Root-Cause Analysis:

## Problem

The recent genetic-algorithm experiments to generate a high-level level layout produced rubbish results, even after much tuning and 1-2 weeks of effort.

## 4 whys

### Why did the recent genetic-algorithm experiments produce no viable results?

• I made a faulty assumption – that using histograms of basic metrics of a level's layout (distance between shape nodes, etc.) would make a good fitness function. Essentially, I though that these histograms would be 'characteristic' of a level's layout style, while in fact many rubbish level layouts also roughly shared those histograms.

Action Item: The next set of metrics I use for the 'characteristic' of a level's flow must be validated – it should be clear that multiple levels with desired similarity in style reduce to the same metric.

### Why did it take so long to determine that the metrics were bogus?

• I was focused on getting results, and so I worked on coding up the solution before running any experimental validation on the metrics. This was my mistake in setting priorities.

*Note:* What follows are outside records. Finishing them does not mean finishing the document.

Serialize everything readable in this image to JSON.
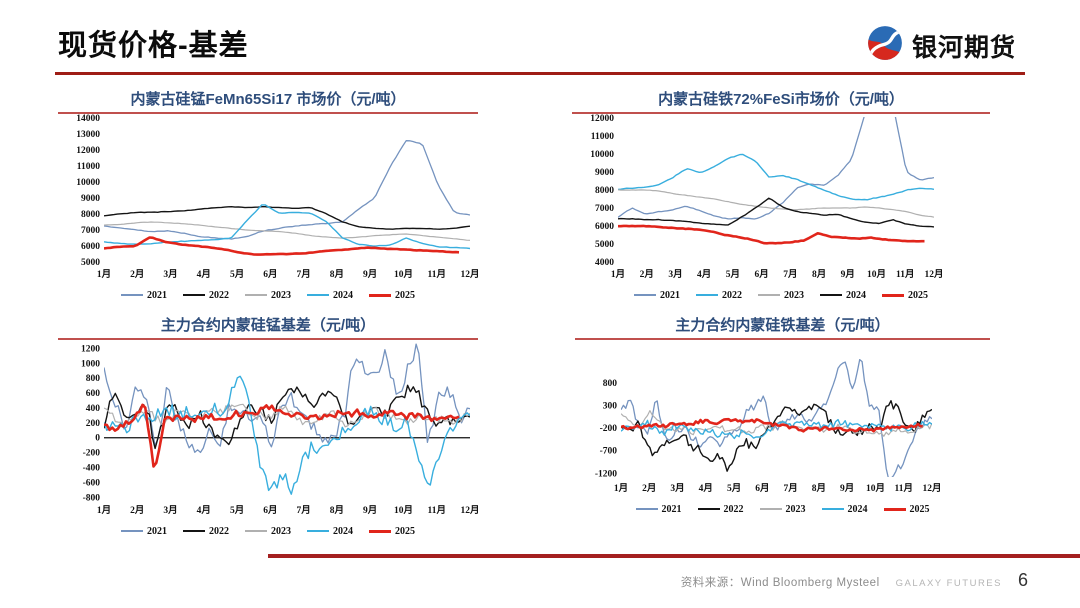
{
  "page": {
    "title": "现货价格-基差",
    "logo_text": "银河期货",
    "source_label": "资料来源：Wind Bloomberg Mysteel",
    "brand_footer": "GALAXY FUTURES",
    "page_number": "6"
  },
  "palette": {
    "steel_blue": "#7593bf",
    "black": "#141414",
    "gray": "#b0b0b0",
    "cyan": "#38aede",
    "red": "#e1251b",
    "title_navy": "#2e4d7b",
    "title_underline": "#c0504d",
    "rule_dark_red": "#9e1d15"
  },
  "months": [
    "1月",
    "2月",
    "3月",
    "4月",
    "5月",
    "6月",
    "7月",
    "8月",
    "9月",
    "10月",
    "11月",
    "12月"
  ],
  "chart_data": [
    {
      "type": "line",
      "title": "内蒙古硅锰FeMn65Si17 市场价（元/吨）",
      "ylabel": "元/吨",
      "ylim": [
        5000,
        14000
      ],
      "yticks": [
        14000,
        13000,
        12000,
        11000,
        10000,
        9000,
        8000,
        7000,
        6000,
        5000
      ],
      "zero_line": false,
      "n": 110,
      "series": [
        {
          "name": "2021",
          "color": "steel_blue",
          "width": 1.3,
          "noise": 40,
          "values": [
            7250,
            7150,
            7000,
            6900,
            6950,
            6800,
            6600,
            6500,
            6450,
            6600,
            6950,
            7100,
            7250,
            7350,
            7400,
            7500,
            8300,
            9000,
            11000,
            12600,
            12400,
            9800,
            8100,
            7950
          ]
        },
        {
          "name": "2022",
          "color": "black",
          "width": 1.4,
          "noise": 25,
          "values": [
            7900,
            8000,
            8100,
            8100,
            8150,
            8200,
            8300,
            8400,
            8450,
            8400,
            8450,
            8400,
            8350,
            8400,
            8000,
            7500,
            7200,
            7100,
            7050,
            7100,
            7100,
            7050,
            7100,
            7250
          ]
        },
        {
          "name": "2023",
          "color": "gray",
          "width": 1.2,
          "noise": 18,
          "values": [
            7300,
            7350,
            7450,
            7500,
            7450,
            7400,
            7300,
            7200,
            7100,
            7000,
            6950,
            6900,
            6800,
            6650,
            6550,
            6500,
            6550,
            6650,
            6700,
            6750,
            6650,
            6550,
            6450,
            6350
          ]
        },
        {
          "name": "2024",
          "color": "cyan",
          "width": 1.4,
          "noise": 30,
          "values": [
            6250,
            6150,
            6100,
            6150,
            6250,
            6300,
            6350,
            6400,
            6500,
            7600,
            8650,
            8050,
            8100,
            8050,
            7500,
            6500,
            6100,
            6000,
            6050,
            6500,
            6150,
            5950,
            5900,
            5850
          ]
        },
        {
          "name": "2025",
          "color": "red",
          "width": 2.6,
          "noise": 28,
          "end_frac": 0.97,
          "values": [
            5850,
            5950,
            6000,
            6550,
            6250,
            6100,
            6000,
            5900,
            5750,
            5550,
            5450,
            5500,
            5500,
            5550,
            5650,
            5750,
            5800,
            5900,
            5850,
            5800,
            5750,
            5700,
            5650,
            5600
          ]
        }
      ]
    },
    {
      "type": "line",
      "title": "内蒙古硅铁72%FeSi市场价（元/吨）",
      "ylabel": "元/吨",
      "ylim": [
        4000,
        12000
      ],
      "yticks": [
        12000,
        11000,
        10000,
        9000,
        8000,
        7000,
        6000,
        5000,
        4000
      ],
      "zero_line": false,
      "n": 110,
      "series": [
        {
          "name": "2021",
          "color": "steel_blue",
          "width": 1.3,
          "noise": 40,
          "values": [
            6500,
            7000,
            6650,
            6800,
            6900,
            7100,
            6850,
            6550,
            6400,
            6450,
            6400,
            6700,
            7300,
            8100,
            8350,
            8250,
            8800,
            9700,
            12300,
            12800,
            12800,
            9000,
            8550,
            8700
          ]
        },
        {
          "name": "2022",
          "color": "cyan",
          "width": 1.4,
          "noise": 35,
          "values": [
            8050,
            8100,
            8150,
            8300,
            8700,
            9200,
            8950,
            9300,
            9750,
            10000,
            9600,
            8700,
            8800,
            8600,
            8300,
            8000,
            7700,
            7500,
            7450,
            7600,
            7750,
            8000,
            8100,
            8050
          ]
        },
        {
          "name": "2023",
          "color": "gray",
          "width": 1.2,
          "noise": 18,
          "values": [
            8000,
            8000,
            8000,
            7950,
            7800,
            7700,
            7600,
            7500,
            7350,
            7200,
            7100,
            7000,
            6950,
            6900,
            6950,
            7000,
            7000,
            7000,
            7050,
            7000,
            6900,
            6800,
            6600,
            6500
          ]
        },
        {
          "name": "2024",
          "color": "black",
          "width": 1.4,
          "noise": 25,
          "values": [
            6400,
            6400,
            6350,
            6350,
            6300,
            6250,
            6150,
            6100,
            6050,
            6500,
            7000,
            7550,
            7050,
            6800,
            6700,
            6600,
            6650,
            6400,
            6200,
            6150,
            6350,
            6100,
            6000,
            5950
          ]
        },
        {
          "name": "2025",
          "color": "red",
          "width": 2.6,
          "noise": 25,
          "end_frac": 0.97,
          "values": [
            6000,
            6000,
            6000,
            5950,
            5900,
            5850,
            5800,
            5700,
            5500,
            5400,
            5250,
            5050,
            5050,
            5100,
            5200,
            5600,
            5400,
            5350,
            5300,
            5350,
            5250,
            5200,
            5150,
            5150
          ]
        }
      ]
    },
    {
      "type": "line",
      "title": "主力合约内蒙硅锰基差（元/吨）",
      "ylabel": "元/吨",
      "ylim": [
        -810,
        1260
      ],
      "yticks": [
        1200,
        1000,
        800,
        600,
        400,
        200,
        0,
        -200,
        -400,
        -600,
        -800
      ],
      "zero_line": true,
      "n": 130,
      "series": [
        {
          "name": "2021",
          "color": "steel_blue",
          "width": 1.3,
          "noise": 170,
          "values": [
            950,
            500,
            100,
            650,
            600,
            -150,
            650,
            300,
            -100,
            -250,
            100,
            -200,
            450,
            350,
            250,
            350,
            -100,
            450,
            550,
            250,
            150,
            -100,
            0,
            300,
            1150,
            900,
            800,
            1150,
            500,
            900,
            1250,
            -100,
            600,
            650,
            250,
            400
          ]
        },
        {
          "name": "2022",
          "color": "black",
          "width": 1.4,
          "noise": 150,
          "values": [
            200,
            650,
            300,
            350,
            450,
            -150,
            450,
            400,
            100,
            350,
            150,
            0,
            -150,
            300,
            400,
            350,
            200,
            550,
            650,
            600,
            450,
            650,
            550,
            300,
            150,
            300,
            350,
            300,
            500,
            650,
            600,
            300,
            150,
            250,
            150,
            300
          ]
        },
        {
          "name": "2023",
          "color": "gray",
          "width": 1.2,
          "noise": 120,
          "values": [
            400,
            250,
            150,
            300,
            400,
            250,
            200,
            350,
            300,
            250,
            400,
            350,
            400,
            450,
            300,
            300,
            250,
            400,
            350,
            200,
            250,
            300,
            350,
            200,
            250,
            300,
            350,
            300,
            250,
            200,
            250,
            300,
            250,
            200,
            250,
            300
          ]
        },
        {
          "name": "2024",
          "color": "cyan",
          "width": 1.4,
          "noise": 190,
          "values": [
            150,
            250,
            100,
            300,
            200,
            350,
            400,
            300,
            350,
            300,
            400,
            350,
            500,
            900,
            400,
            -400,
            -750,
            -500,
            -700,
            -300,
            -100,
            -150,
            0,
            100,
            200,
            400,
            300,
            250,
            150,
            250,
            -300,
            -650,
            -200,
            100,
            250,
            300
          ]
        },
        {
          "name": "2025",
          "color": "red",
          "width": 2.6,
          "noise": 85,
          "end_frac": 0.97,
          "values": [
            150,
            100,
            200,
            250,
            450,
            -480,
            300,
            250,
            280,
            250,
            300,
            260,
            280,
            320,
            300,
            350,
            400,
            380,
            330,
            300,
            280,
            260,
            300,
            320,
            300,
            340,
            300,
            320,
            350,
            300,
            280,
            300,
            260,
            240,
            260,
            250
          ]
        }
      ]
    },
    {
      "type": "line",
      "title": "主力合约内蒙硅铁基差（元/吨）",
      "ylabel": "元/吨",
      "ylim": [
        -1260,
        1310
      ],
      "yticks": [
        800,
        300,
        -200,
        -700,
        -1200
      ],
      "zero_line": false,
      "n": 130,
      "series": [
        {
          "name": "2021",
          "color": "steel_blue",
          "width": 1.3,
          "noise": 190,
          "values": [
            250,
            400,
            -100,
            -350,
            450,
            -500,
            -300,
            -150,
            -400,
            -550,
            -300,
            -650,
            -400,
            -250,
            100,
            300,
            500,
            -200,
            -150,
            0,
            100,
            -100,
            100,
            300,
            800,
            1350,
            700,
            1350,
            300,
            150,
            -1400,
            -1100,
            -900,
            -400,
            -100,
            100
          ]
        },
        {
          "name": "2022",
          "color": "black",
          "width": 1.4,
          "noise": 190,
          "values": [
            -150,
            -250,
            -100,
            -650,
            -800,
            -450,
            -550,
            -300,
            -700,
            -650,
            -1000,
            -800,
            -1150,
            -700,
            -500,
            -650,
            -300,
            -150,
            200,
            250,
            150,
            250,
            300,
            100,
            -200,
            -350,
            -250,
            -300,
            -150,
            -250,
            350,
            300,
            -100,
            -250,
            100,
            200
          ]
        },
        {
          "name": "2023",
          "color": "gray",
          "width": 1.2,
          "noise": 130,
          "values": [
            100,
            -50,
            -150,
            150,
            50,
            -200,
            -250,
            -150,
            -300,
            -200,
            -250,
            -150,
            -250,
            -200,
            -300,
            -250,
            -150,
            -200,
            -100,
            -200,
            -150,
            -250,
            -200,
            -250,
            -150,
            -200,
            -250,
            -300,
            -250,
            -350,
            -300,
            -250,
            -300,
            -250,
            -200,
            -150
          ]
        },
        {
          "name": "2024",
          "color": "cyan",
          "width": 1.4,
          "noise": 150,
          "values": [
            -250,
            -150,
            -200,
            -100,
            -250,
            -300,
            -150,
            -100,
            -250,
            -300,
            -250,
            -350,
            -300,
            -400,
            -250,
            -450,
            -350,
            -200,
            -100,
            -150,
            -50,
            -150,
            -100,
            -200,
            -100,
            -50,
            -150,
            -100,
            -150,
            -100,
            -250,
            -150,
            -200,
            -150,
            -100,
            -50
          ]
        },
        {
          "name": "2025",
          "color": "red",
          "width": 2.6,
          "noise": 75,
          "end_frac": 0.97,
          "values": [
            -150,
            -200,
            -150,
            -180,
            -120,
            -160,
            -100,
            -80,
            -120,
            -60,
            -20,
            -80,
            -40,
            0,
            -60,
            -20,
            -50,
            -100,
            -120,
            -150,
            -180,
            -250,
            -200,
            -220,
            -200,
            -180,
            -240,
            -260,
            -220,
            -250,
            -220,
            -180,
            -200,
            -160,
            -140,
            -150
          ]
        }
      ]
    }
  ]
}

### Why was only one level used as a means of brainstorming these metrics?

• I had a definition of 'level flow style' that seemed to be accurate on the surface. I only applied these metrics to one real-world level, using a bunch of paper/toy examples to justify them. These paper examples were academically interesting but not representative of how other real-world levels looked.

### Why was the use of property histograms as a fitness function not sufficient?

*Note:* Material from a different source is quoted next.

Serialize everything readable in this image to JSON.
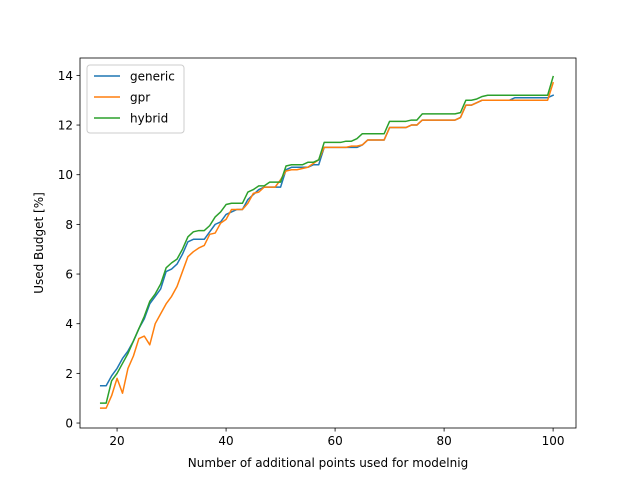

• What I was doing: I was comparing the source level's histogram of a property (such as “nearest-neighbor node distance”) to the histogram for that property of a level from the genetic population. The source-level raw data (all the different values of “nearest neighbor node distance”) was compared with the phenotype data (all those values), put along a scale that included all the values for both, and re-binned into two histograms (one for the source level, one for the phenotype). This caused some issues:
• Example:
• source: [1, 2, 3, 4, 100]
• phenotype: [1, 2, 3, 4, 1000]
• In this case, due to re-binning to normalize the histograms (and thus compare their similarity), the source and phenotype appear to have very similar histograms, even though one of the distances is WAY larger than the other. [1, 2, 3, 4] all get binned into the first bin, while [100] gets binned somewhere in the middle and [1000] gets binned at the end. That means that the two normalized histograms appear to be similar – only one value is different between them.